Jean-Baptiste Mathon, Reconstruction and development plan for Brest, 1948, Brest Municipal Archives.
Jean-Baptiste Mathon (1893-1971) was the designated architect for Brest’s reconstruction plan. He was awarded the Grand Prix de Rome in 1923, and was a proponent of a moderate form of modernity that reconciled the demands of the rapidly changing technological world with urban compositions inspired by tradition.

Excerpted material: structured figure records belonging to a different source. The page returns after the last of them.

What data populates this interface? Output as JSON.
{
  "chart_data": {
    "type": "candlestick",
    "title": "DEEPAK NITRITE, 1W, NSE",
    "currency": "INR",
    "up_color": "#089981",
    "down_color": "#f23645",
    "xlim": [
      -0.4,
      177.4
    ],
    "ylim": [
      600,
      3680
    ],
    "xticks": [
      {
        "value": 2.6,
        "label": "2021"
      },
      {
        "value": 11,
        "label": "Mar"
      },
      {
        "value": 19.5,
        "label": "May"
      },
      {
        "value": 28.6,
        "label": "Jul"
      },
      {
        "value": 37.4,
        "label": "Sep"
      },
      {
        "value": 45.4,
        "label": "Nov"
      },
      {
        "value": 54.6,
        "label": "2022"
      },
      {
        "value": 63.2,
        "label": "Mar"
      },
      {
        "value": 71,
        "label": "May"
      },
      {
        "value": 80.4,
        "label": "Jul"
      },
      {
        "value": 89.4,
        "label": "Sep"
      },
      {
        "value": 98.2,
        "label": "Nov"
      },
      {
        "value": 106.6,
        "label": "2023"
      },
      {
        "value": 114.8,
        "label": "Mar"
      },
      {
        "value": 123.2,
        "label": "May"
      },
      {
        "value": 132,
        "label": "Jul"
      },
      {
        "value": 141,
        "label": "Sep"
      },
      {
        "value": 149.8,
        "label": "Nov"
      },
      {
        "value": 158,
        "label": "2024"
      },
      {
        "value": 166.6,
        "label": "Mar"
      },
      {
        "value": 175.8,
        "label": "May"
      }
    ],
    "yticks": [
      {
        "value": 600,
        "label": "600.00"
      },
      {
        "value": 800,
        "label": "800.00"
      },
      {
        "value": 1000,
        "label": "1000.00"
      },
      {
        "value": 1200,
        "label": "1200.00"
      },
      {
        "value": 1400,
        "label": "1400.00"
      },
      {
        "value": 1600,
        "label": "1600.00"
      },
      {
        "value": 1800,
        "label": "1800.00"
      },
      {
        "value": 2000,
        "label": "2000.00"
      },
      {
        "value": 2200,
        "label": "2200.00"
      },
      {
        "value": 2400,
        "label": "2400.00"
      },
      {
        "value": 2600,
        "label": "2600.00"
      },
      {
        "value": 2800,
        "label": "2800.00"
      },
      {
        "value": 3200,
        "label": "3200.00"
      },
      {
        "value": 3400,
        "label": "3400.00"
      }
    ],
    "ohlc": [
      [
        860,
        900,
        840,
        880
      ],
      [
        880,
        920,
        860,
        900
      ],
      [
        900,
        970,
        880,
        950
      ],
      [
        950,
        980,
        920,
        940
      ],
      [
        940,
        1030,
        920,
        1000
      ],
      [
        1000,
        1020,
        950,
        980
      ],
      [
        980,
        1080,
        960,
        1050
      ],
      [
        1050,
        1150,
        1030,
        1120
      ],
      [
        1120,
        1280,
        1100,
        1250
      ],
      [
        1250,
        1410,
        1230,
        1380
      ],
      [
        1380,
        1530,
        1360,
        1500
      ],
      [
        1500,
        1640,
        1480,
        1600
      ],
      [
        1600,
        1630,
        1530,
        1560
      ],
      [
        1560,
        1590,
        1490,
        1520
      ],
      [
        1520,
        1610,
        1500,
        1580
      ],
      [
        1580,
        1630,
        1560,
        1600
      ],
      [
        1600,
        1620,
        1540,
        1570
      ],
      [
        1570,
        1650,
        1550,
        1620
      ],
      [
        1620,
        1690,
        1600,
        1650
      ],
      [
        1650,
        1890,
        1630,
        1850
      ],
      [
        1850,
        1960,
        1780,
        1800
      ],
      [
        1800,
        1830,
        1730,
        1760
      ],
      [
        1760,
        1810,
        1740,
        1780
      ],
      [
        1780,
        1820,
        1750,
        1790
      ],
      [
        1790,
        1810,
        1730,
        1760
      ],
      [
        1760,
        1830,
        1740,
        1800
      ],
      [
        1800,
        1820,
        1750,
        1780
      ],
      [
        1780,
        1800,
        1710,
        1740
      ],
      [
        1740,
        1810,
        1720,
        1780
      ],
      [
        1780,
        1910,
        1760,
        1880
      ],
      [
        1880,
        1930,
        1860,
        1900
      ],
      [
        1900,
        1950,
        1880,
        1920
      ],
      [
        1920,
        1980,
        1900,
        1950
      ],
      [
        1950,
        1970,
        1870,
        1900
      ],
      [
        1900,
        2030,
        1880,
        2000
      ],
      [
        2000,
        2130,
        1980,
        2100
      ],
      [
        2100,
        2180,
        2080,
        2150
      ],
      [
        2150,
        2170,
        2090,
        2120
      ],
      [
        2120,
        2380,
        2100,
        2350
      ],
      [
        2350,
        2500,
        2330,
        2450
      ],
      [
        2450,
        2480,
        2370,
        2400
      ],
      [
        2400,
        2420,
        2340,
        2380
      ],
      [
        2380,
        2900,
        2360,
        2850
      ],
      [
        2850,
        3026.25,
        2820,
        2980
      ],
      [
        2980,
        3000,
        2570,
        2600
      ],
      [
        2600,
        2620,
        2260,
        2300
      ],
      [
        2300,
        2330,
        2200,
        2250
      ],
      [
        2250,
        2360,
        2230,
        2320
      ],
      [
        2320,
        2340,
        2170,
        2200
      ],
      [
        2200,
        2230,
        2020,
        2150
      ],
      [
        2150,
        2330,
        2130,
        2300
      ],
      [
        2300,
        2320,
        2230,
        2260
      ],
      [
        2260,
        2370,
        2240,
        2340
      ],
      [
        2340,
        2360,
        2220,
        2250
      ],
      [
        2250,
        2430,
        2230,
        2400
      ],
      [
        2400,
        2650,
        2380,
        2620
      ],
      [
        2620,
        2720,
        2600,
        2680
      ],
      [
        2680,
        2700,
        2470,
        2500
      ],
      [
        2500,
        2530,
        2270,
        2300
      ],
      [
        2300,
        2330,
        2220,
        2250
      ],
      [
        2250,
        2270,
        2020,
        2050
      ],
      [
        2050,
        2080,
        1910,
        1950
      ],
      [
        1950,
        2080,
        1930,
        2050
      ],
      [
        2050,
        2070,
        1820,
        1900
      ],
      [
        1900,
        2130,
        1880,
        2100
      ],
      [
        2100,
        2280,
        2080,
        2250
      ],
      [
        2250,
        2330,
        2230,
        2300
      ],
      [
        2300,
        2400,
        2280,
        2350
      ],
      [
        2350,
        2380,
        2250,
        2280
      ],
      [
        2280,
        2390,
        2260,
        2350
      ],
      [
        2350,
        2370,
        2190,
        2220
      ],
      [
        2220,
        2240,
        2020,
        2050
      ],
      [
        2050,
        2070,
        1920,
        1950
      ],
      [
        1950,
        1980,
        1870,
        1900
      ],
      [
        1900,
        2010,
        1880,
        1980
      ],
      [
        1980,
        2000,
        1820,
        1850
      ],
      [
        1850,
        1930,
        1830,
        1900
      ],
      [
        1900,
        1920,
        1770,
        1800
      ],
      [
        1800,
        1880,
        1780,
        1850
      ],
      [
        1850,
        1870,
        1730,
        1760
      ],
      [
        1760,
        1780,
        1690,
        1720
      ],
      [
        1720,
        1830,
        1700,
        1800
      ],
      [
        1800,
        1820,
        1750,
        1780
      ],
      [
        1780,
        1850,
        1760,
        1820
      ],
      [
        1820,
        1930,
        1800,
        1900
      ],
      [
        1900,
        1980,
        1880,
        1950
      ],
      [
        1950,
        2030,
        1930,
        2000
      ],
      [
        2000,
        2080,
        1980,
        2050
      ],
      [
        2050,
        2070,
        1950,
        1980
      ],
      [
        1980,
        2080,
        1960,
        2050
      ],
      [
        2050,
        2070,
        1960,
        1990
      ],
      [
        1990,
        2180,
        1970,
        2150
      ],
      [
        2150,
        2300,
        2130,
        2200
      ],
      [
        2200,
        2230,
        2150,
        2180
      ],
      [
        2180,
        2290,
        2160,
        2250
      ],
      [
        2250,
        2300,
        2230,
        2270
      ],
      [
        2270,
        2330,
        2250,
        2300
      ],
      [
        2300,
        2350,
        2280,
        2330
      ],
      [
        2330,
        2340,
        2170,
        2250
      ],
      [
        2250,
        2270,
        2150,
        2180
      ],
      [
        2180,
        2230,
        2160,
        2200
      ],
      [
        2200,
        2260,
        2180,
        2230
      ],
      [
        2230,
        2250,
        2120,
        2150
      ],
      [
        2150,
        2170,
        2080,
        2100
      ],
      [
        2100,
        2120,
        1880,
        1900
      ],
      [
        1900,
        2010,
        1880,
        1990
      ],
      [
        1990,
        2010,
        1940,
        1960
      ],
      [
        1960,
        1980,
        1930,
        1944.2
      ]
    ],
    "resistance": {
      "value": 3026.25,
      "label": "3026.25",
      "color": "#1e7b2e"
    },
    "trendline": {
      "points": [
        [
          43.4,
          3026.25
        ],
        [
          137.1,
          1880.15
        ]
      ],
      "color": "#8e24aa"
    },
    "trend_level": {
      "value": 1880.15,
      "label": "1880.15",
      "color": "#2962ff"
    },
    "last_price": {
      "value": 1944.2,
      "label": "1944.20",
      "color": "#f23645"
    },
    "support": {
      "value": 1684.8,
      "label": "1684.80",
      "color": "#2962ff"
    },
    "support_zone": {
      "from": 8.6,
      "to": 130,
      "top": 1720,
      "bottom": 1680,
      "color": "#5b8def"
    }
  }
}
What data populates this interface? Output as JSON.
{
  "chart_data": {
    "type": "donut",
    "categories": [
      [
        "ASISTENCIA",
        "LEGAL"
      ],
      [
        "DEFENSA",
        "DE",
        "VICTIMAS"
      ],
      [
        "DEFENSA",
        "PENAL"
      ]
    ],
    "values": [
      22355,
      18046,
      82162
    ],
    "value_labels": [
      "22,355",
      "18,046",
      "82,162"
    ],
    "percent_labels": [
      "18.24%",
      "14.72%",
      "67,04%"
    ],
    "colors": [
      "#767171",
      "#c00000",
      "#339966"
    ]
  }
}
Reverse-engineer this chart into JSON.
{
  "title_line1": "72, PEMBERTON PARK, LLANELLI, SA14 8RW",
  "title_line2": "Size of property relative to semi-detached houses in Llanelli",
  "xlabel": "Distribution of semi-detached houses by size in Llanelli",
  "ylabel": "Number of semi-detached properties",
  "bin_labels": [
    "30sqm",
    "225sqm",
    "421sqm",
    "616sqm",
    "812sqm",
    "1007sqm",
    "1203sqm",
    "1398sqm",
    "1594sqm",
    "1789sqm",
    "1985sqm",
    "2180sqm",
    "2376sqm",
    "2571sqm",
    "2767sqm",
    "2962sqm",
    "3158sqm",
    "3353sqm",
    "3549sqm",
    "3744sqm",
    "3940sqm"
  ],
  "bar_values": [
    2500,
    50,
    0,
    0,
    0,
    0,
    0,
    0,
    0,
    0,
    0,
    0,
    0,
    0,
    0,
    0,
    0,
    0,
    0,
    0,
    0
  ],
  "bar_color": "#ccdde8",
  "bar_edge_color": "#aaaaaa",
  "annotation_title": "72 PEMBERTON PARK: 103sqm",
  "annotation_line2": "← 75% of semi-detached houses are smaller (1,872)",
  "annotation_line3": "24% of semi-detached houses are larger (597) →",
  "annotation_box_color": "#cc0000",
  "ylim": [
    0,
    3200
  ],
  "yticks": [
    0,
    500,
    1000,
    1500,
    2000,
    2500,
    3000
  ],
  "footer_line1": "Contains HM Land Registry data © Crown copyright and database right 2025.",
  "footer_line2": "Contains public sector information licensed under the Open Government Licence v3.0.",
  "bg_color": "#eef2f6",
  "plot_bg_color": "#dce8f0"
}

His reconstruction and development plan for Brest followed the vision of the orderly city that the engineer Vauban had described in the 17th century and that the architect Milineau tried to pursue in the inter-war period. The Rue de Siam, widened to accommodate automobile traffic, became the main axis of the new city built upon the rubble of the bombed-out city. On the new flattened topography, the blocks were organised in a regular grid. The Place de la Liberté opened up a grandiose perspective on the “Versailles of the sea” that was Mathon’s Brest. But as the city gained in height, it lost all connection with the banks of the Penfeld, where the arsenal developed in a dissociated manner.
Mathon laid down reconstruction rules for the town centre in order to give it overall unity (tempered, however, by the freedom given to compensated owners to choose their own architects). He imposed a particular treatment (in stone) to the ordered façades framing the Place de la Liberté. Brest was rebuilt with a relative freedom that was to guarantee urban homogeneity.